Doc told Ike of a remote hide-out in the hills, warned him to go there at once and remain, and started him off towards it forthwith.
“Wait,” was his parting word; “yuh got a damn good rifle, ain’t yuh? ... Okay. I’ll bring a box of shells; but Ike, yuh better know now, yuh won’t have time to use more’n one of ’em!”
“Don’t worry!” Lucas’s eyes were wicked. “I’ll do the trick slick an’ clean, the fust whack. What I want the exter shells fer is what comes after.”

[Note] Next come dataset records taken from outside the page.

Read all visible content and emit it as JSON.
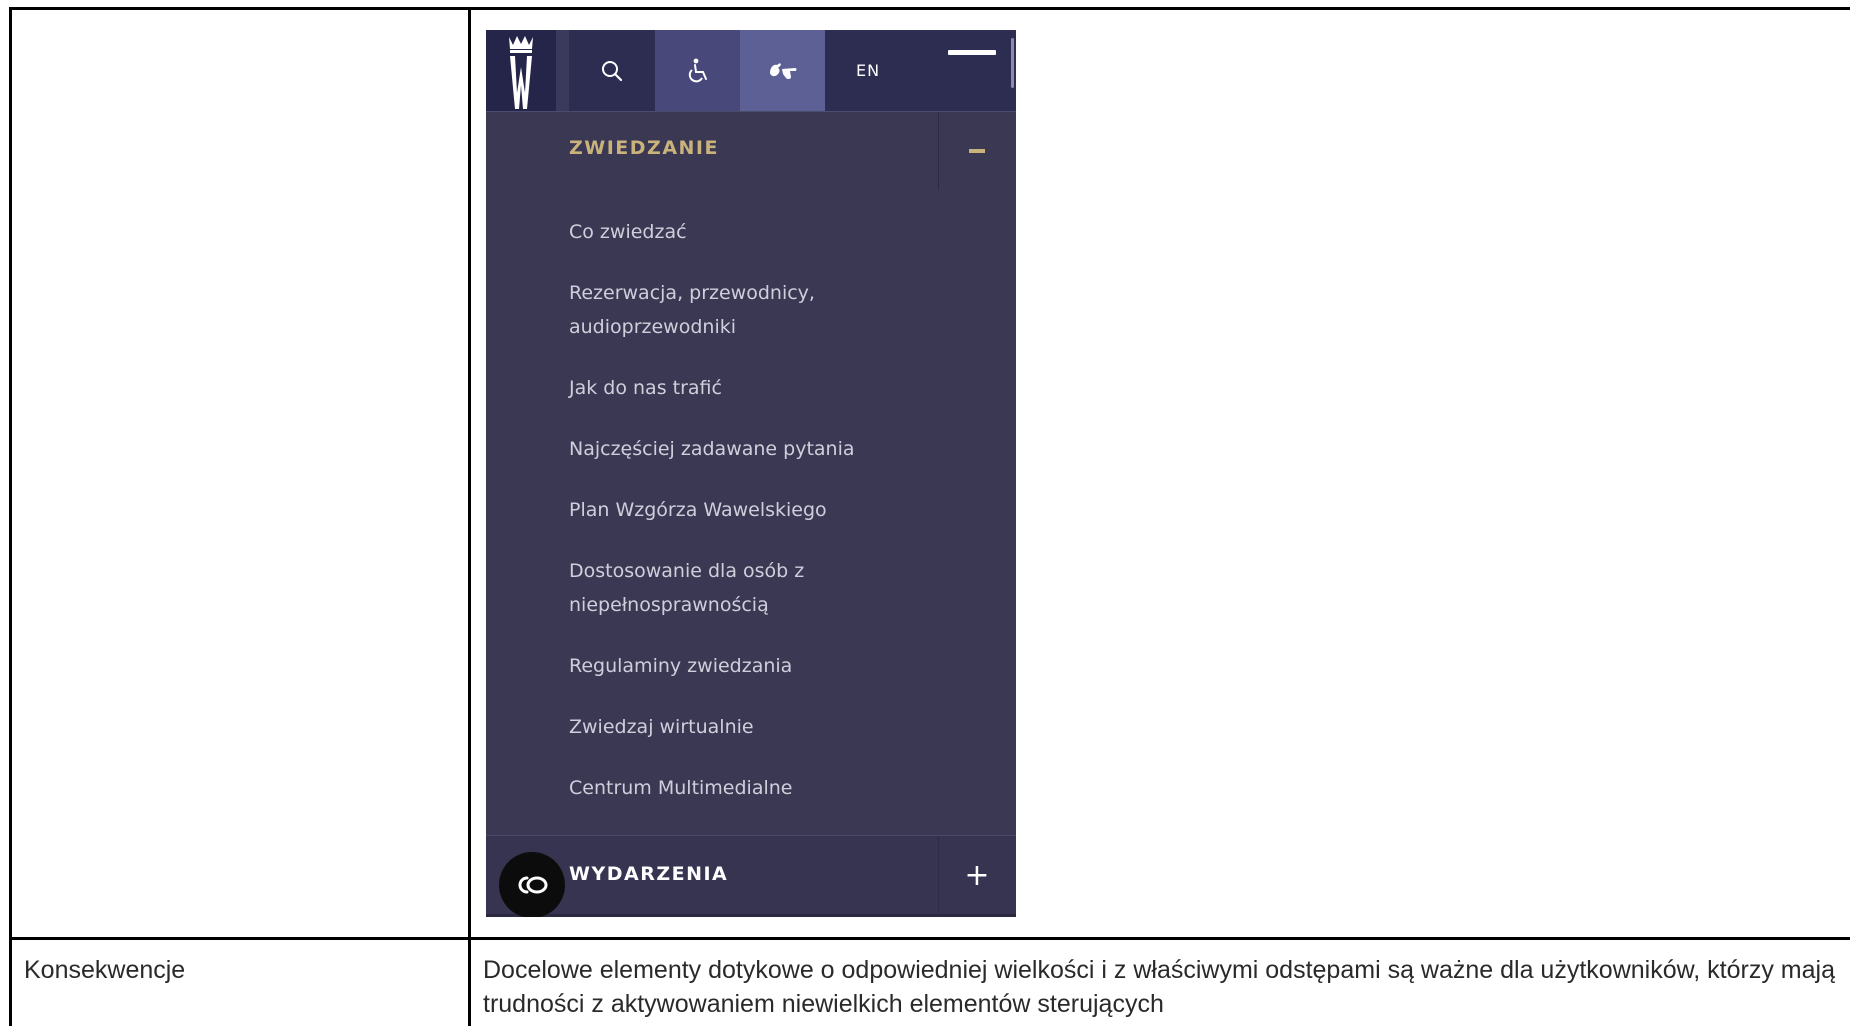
{
  "table": {
    "row2_label": "Konsekwencje",
    "row2_text": "Docelowe elementy dotykowe o odpowiedniej wielkości i z właściwymi odstępami są ważne dla użytkowników, którzy mają trudności z aktywowaniem niewielkich elementów sterujących"
  },
  "phone": {
    "icons": {
      "logo": "wawel-crown-w-logo",
      "search": "search-icon",
      "wheelchair": "wheelchair-icon",
      "sign_language": "sign-language-icon",
      "menu": "hamburger-icon",
      "accessibility_fab": "accessibility-widget-icon"
    },
    "lang_label": "EN",
    "colors": {
      "panel_bg": "#3a3853",
      "active_section": "#c9b37b",
      "submenu_text": "#cfcfdc"
    },
    "sections": [
      {
        "title": "ZWIEDZANIE",
        "expanded": true,
        "toggle": "−",
        "items": [
          "Co zwiedzać",
          "Rezerwacja, przewodnicy, audioprzewodniki",
          "Jak do nas trafić",
          "Najczęściej zadawane pytania",
          "Plan Wzgórza Wawelskiego",
          "Dostosowanie dla osób z niepełnosprawnością",
          "Regulaminy zwiedzania",
          "Zwiedzaj wirtualnie",
          "Centrum Multimedialne"
        ]
      },
      {
        "title": "WYDARZENIA",
        "expanded": false,
        "toggle": "+"
      }
    ]
  }
}
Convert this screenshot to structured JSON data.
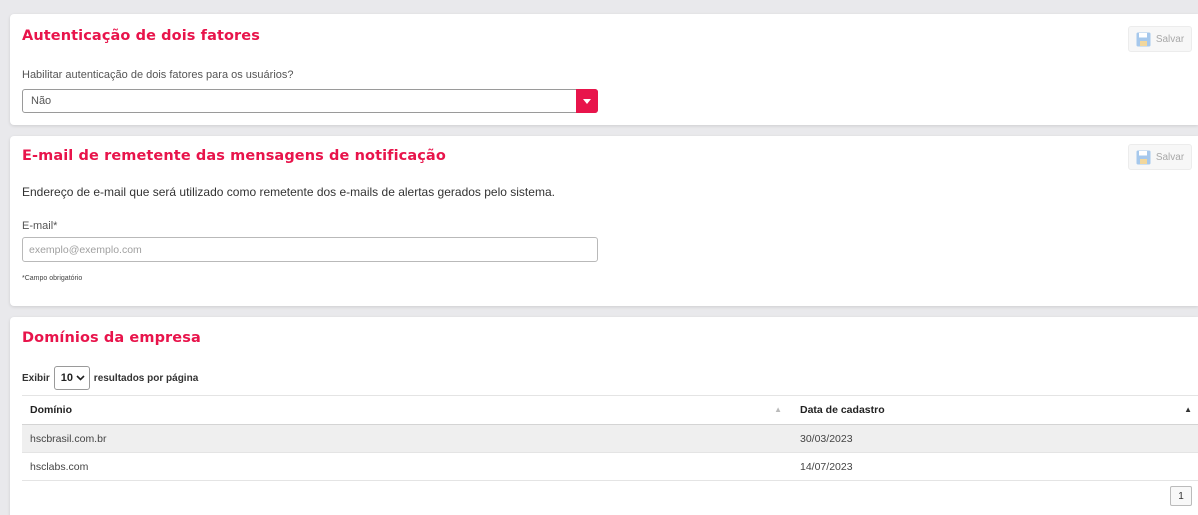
{
  "two_factor": {
    "title": "Autenticação de dois fatores",
    "save_label": "Salvar",
    "question": "Habilitar autenticação de dois fatores para os usuários?",
    "selected_value": "Não"
  },
  "sender_email": {
    "title": "E-mail de remetente das mensagens de notificação",
    "save_label": "Salvar",
    "description": "Endereço de e-mail que será utilizado como remetente dos e-mails de alertas gerados pelo sistema.",
    "field_label": "E-mail*",
    "placeholder": "exemplo@exemplo.com",
    "required_note": "*Campo obrigatório"
  },
  "domains": {
    "title": "Domínios da empresa",
    "length_prefix": "Exibir",
    "length_value": "10",
    "length_suffix": "resultados por página",
    "columns": [
      "Domínio",
      "Data de cadastro"
    ],
    "rows": [
      {
        "domain": "hscbrasil.com.br",
        "date": "30/03/2023"
      },
      {
        "domain": "hsclabs.com",
        "date": "14/07/2023"
      }
    ],
    "page": "1"
  },
  "colors": {
    "accent": "#e8144b",
    "save_icon": "#a6c8ec",
    "background": "#e9e9ec"
  },
  "icons": {
    "save": "floppy-disk-icon",
    "dropdown": "caret-down-icon",
    "sort_neutral": "sort-icon",
    "sort_asc": "sort-asc-icon"
  }
}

There was a sinister note in this not easily to be mistaken. In a way, Lucas was conveying a warning and a promise. There was to be no dirty work beyond what they had carefully planned. He well knew the hornet’s nest the slaying of Reb Santee would stir up, and he was preparing for it.
Lantry was quick to read the danger to his own plans. It made him wary. At the same time it answered his question of Ike’s efficiency. The man was a mad wolf now. He said nothing, nodding carelessly, hoping Lucas would not too soon awaken from the false security of bitter hate which Doc himself had induced.
Without further words they parted, Lucas to strike back into the hills with the alert caution of a wild thing; Lantry to return to Ghost Creek, savagely content.
“Now we’ll see where mister Reb gits off,” he nodded grimly to the empty, peaceful and embracing range as he rode.